Stochastic Modeling of Subseismic Faults Conditioned on Displacement and Orientation Maps

Subseismic faults are small faults or fractures that may be difficult to determine but can have large consequences for fluid flow and pressure communication in the subsurface. Thus, knowing their distributions may be important in several subsurface applications, such as hydrocarbon exploration and exploitation, geothermal energy production, and subsurface CO2 injection. The aim of this work is to use a stochastic model to populate a three-dimensional structural model of the subsurface with subseismic faults. The novelty of the proposed method is the conditioning of the stochastic model to input maps describing displacement and stress orientation along subsurface horizons. Hence, the resulting structural model will be consistent with these maps.
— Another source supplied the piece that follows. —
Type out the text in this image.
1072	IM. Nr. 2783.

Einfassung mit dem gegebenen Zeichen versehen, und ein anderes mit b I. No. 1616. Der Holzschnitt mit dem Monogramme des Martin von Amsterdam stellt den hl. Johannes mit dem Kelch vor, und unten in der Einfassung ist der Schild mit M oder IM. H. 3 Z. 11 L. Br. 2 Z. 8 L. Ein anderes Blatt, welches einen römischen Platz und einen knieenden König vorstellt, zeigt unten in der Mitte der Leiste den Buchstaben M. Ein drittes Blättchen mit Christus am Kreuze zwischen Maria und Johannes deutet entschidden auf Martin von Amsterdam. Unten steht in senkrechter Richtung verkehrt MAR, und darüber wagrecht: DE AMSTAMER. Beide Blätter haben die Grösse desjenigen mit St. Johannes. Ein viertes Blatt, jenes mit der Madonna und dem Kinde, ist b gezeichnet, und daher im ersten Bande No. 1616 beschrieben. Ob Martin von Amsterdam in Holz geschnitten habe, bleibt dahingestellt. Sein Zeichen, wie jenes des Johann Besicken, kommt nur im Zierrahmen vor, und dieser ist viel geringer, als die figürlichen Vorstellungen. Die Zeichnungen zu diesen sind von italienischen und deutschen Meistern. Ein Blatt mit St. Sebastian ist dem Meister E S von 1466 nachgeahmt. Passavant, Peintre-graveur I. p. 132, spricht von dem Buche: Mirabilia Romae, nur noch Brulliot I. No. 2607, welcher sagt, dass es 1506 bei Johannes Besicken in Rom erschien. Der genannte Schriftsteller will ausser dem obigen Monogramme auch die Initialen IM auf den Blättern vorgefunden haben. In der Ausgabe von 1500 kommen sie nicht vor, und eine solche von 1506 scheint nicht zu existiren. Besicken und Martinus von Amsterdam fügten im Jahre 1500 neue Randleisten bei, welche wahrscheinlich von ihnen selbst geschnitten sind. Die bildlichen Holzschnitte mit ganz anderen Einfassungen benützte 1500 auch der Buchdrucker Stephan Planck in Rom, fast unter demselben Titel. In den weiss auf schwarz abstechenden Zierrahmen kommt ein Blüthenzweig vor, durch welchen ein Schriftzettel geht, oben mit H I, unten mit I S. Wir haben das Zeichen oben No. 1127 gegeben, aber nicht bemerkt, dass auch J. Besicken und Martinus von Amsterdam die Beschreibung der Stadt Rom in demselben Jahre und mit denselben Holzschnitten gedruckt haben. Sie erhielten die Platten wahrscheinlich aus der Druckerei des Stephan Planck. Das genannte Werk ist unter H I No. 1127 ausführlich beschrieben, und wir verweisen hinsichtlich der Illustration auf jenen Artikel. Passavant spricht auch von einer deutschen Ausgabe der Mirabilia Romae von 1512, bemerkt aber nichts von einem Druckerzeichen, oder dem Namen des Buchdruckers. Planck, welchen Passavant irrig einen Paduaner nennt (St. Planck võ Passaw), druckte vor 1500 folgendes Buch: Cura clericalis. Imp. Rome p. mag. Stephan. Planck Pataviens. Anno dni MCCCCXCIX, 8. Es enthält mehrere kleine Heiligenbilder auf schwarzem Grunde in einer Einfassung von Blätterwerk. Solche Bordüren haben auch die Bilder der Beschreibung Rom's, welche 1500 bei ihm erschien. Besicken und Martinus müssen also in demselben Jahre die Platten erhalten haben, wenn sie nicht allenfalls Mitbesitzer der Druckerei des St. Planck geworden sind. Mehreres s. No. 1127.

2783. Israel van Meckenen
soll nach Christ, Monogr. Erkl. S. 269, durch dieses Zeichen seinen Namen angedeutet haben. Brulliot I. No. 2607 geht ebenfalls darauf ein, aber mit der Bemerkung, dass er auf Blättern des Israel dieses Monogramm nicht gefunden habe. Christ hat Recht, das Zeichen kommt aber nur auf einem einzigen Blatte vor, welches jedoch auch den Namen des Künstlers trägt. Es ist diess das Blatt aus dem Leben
The maps can originate from a variety of sources, for example, predictions of a geomechanical model or (indirect) measurements of subsurface displacements and stresses. The model uses simulated annealing as the optimization algorithm, where the residual between the displacement of the modeled subseismic faults and the input displacement map is minimized through an iterative process. Each subseismic fault is modeled with a three-dimensional displacement field around the fault slip plane, enabling comparisons with the input displacement map along a horizon. An example of how the model distributes the subseismic faults around larger known faults, using a synthetically created displacement map, is provided. The result shows that the model quickly converges towards a set of subseismic faults, giving total displacement and strike orientation close to the input maps.